Q2. What is the difference between Saga Choreography and Orchestration?
Choreography: Each service autonomously publishes/subscribes to events. Orchestration: A central Orchestrator explicitly commands each service. Orchestration offers better flow visibility and easier management.
Q3. What is a compensating transaction?
When a step in the Saga fails, it reverses already completed steps in reverse order. For example: Shipping fails, then cancel inventory reservation, then refund payment.
Q4. What is the biggest advantage of Event Sourcing?
(1) Complete audit trail (2) Point-in-time recovery through event replay (3) Ability to build new Read Models from historical events.
Q5. Why is idempotency important in event processing?
Due to network failures, retries, and rebalancing, the same event may be delivered multiple times. Without idempotency, serious issues like duplicate payments or duplicate inventory deductions can occur.
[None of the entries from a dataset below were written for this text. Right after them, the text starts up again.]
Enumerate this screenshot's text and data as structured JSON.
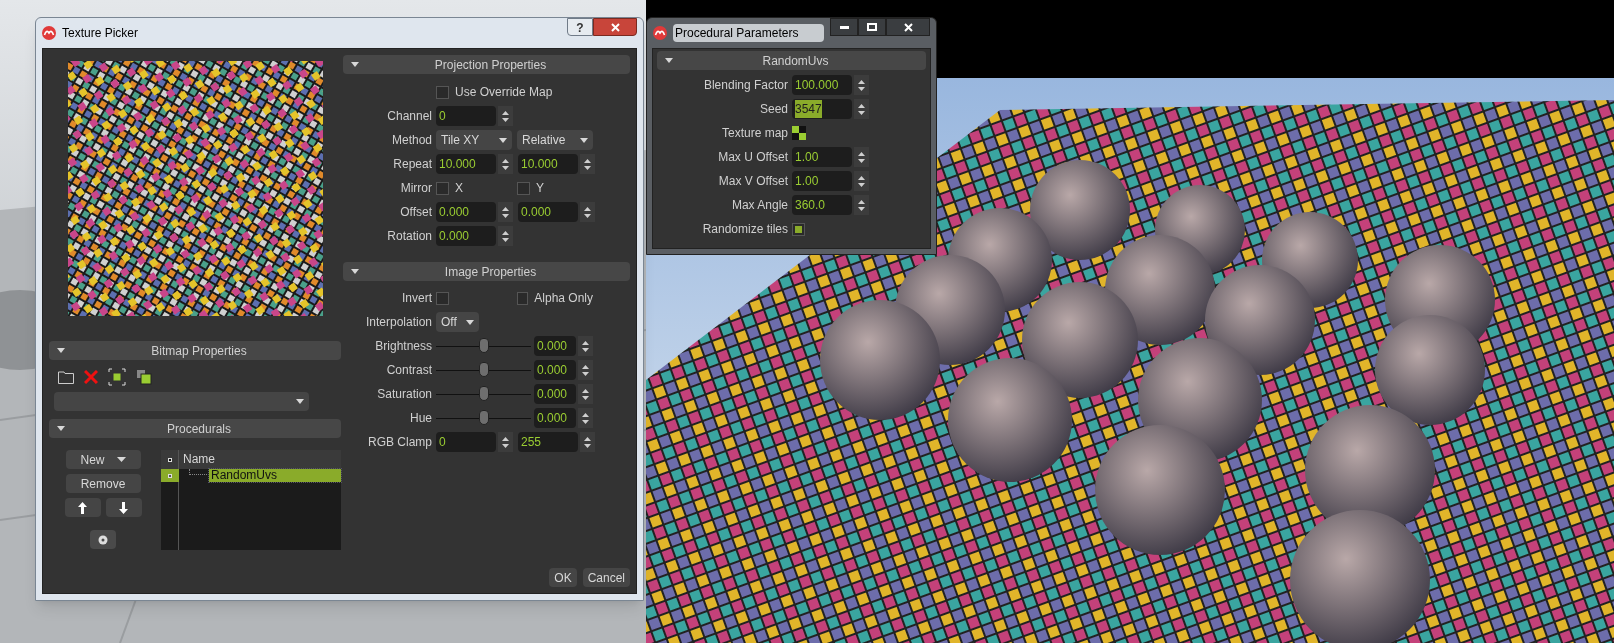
{
  "texture_picker": {
    "title": "Texture Picker",
    "help_button": "?",
    "bitmap_properties": {
      "title": "Bitmap Properties",
      "expanded": true
    },
    "procedurals": {
      "title": "Procedurals",
      "expanded": true,
      "new_button": "New",
      "remove_button": "Remove",
      "tree": {
        "column": "Name",
        "rows": [
          {
            "name": "RandomUvs",
            "selected": true
          }
        ]
      }
    },
    "projection_properties": {
      "title": "Projection Properties",
      "expanded": true,
      "rows": [
        {
          "kind": "checkbox",
          "label": "Use Override Map",
          "checked": false
        },
        {
          "kind": "spin",
          "label": "Channel",
          "values": [
            "0"
          ]
        },
        {
          "kind": "dropdown",
          "label": "Method",
          "values": [
            "Tile XY",
            "Relative"
          ]
        },
        {
          "kind": "spin",
          "label": "Repeat",
          "values": [
            "10.000",
            "10.000"
          ]
        },
        {
          "kind": "checks",
          "label": "Mirror",
          "options": [
            {
              "label": "X",
              "checked": false
            },
            {
              "label": "Y",
              "checked": false
            }
          ]
        },
        {
          "kind": "spin",
          "label": "Offset",
          "values": [
            "0.000",
            "0.000"
          ]
        },
        {
          "kind": "spin",
          "label": "Rotation",
          "values": [
            "0.000"
          ]
        }
      ]
    },
    "image_properties": {
      "title": "Image Properties",
      "expanded": true,
      "rows": [
        {
          "kind": "checks",
          "label": "Invert",
          "options": [
            {
              "checked": false
            },
            {
              "label": "Alpha Only",
              "checked": false
            }
          ]
        },
        {
          "kind": "dropdown",
          "label": "Interpolation",
          "values": [
            "Off"
          ]
        },
        {
          "kind": "slider",
          "label": "Brightness",
          "level": 0.5,
          "value": "0.000"
        },
        {
          "kind": "slider",
          "label": "Contrast",
          "level": 0.5,
          "value": "0.000"
        },
        {
          "kind": "slider",
          "label": "Saturation",
          "level": 0.5,
          "value": "0.000"
        },
        {
          "kind": "slider",
          "label": "Hue",
          "level": 0.5,
          "value": "0.000"
        },
        {
          "kind": "spin",
          "label": "RGB Clamp",
          "values": [
            "0",
            "255"
          ]
        }
      ]
    },
    "buttons": [
      "OK",
      "Cancel"
    ]
  },
  "procedural_parameters": {
    "title": "Procedural Parameters",
    "section": {
      "title": "RandomUvs",
      "expanded": true,
      "rows": [
        {
          "kind": "spin",
          "label": "Blending Factor",
          "values": [
            "100.000"
          ],
          "highlighted": false
        },
        {
          "kind": "spin",
          "label": "Seed",
          "values": [
            "3547"
          ],
          "highlighted": true
        },
        {
          "kind": "map",
          "label": "Texture map"
        },
        {
          "kind": "spin",
          "label": "Max U Offset",
          "values": [
            "1.00"
          ],
          "highlighted": false
        },
        {
          "kind": "spin",
          "label": "Max V Offset",
          "values": [
            "1.00"
          ],
          "highlighted": false
        },
        {
          "kind": "spin",
          "label": "Max Angle",
          "values": [
            "360.0"
          ],
          "highlighted": false
        },
        {
          "kind": "checkbox",
          "label": "Randomize tiles",
          "checked": true
        }
      ]
    }
  }
}
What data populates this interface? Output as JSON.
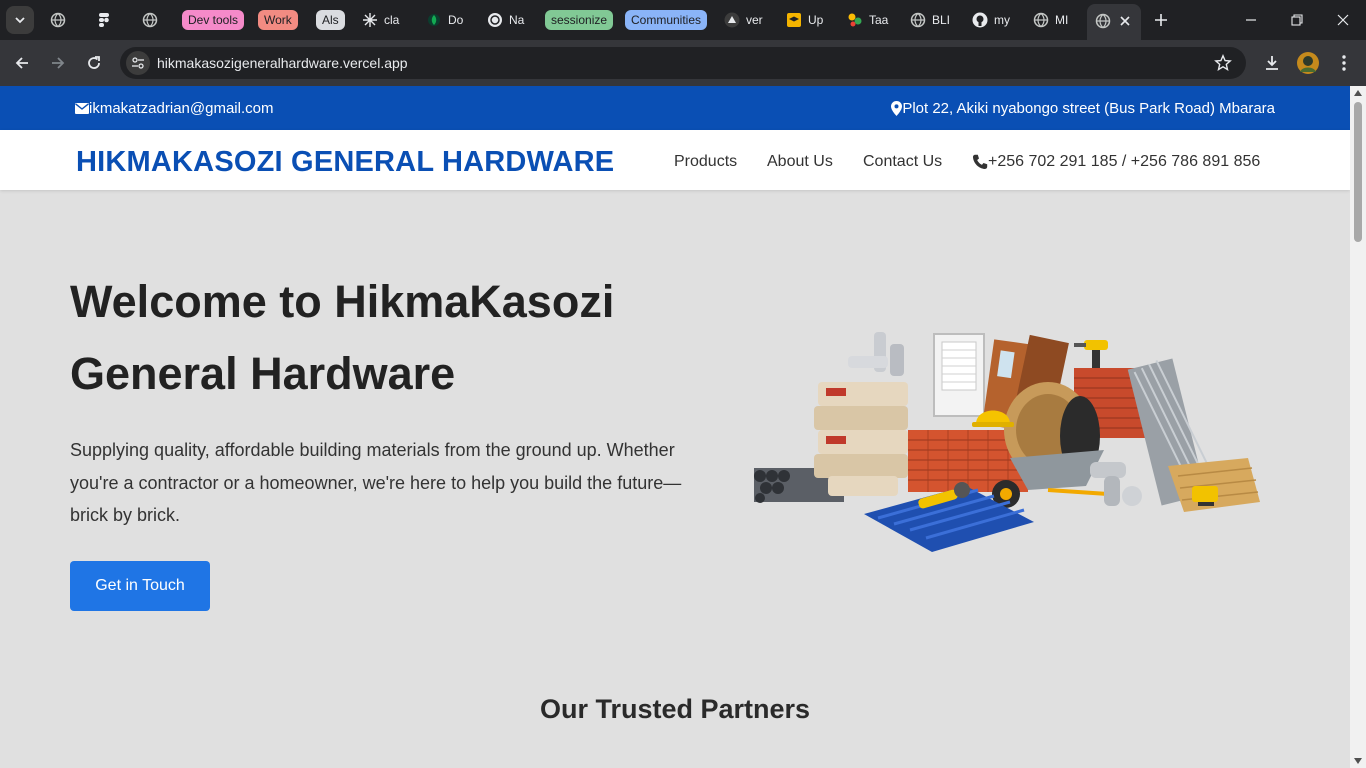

Q6. How do you guarantee event ordering in Kafka?
Use the same partition key. Messages with the same key are delivered to the same partition, guaranteeing order. For example, use order_id as the partition key.
Q7. What about the problem where the Read DB updates later than the Write DB in CQRS?
Eventually Consistent — eventual consistency. Data may not be up-to-date when queried. Solutions: (1) Read directly from the Write DB immediately after writing (2) Respond only after confirming event processing is complete.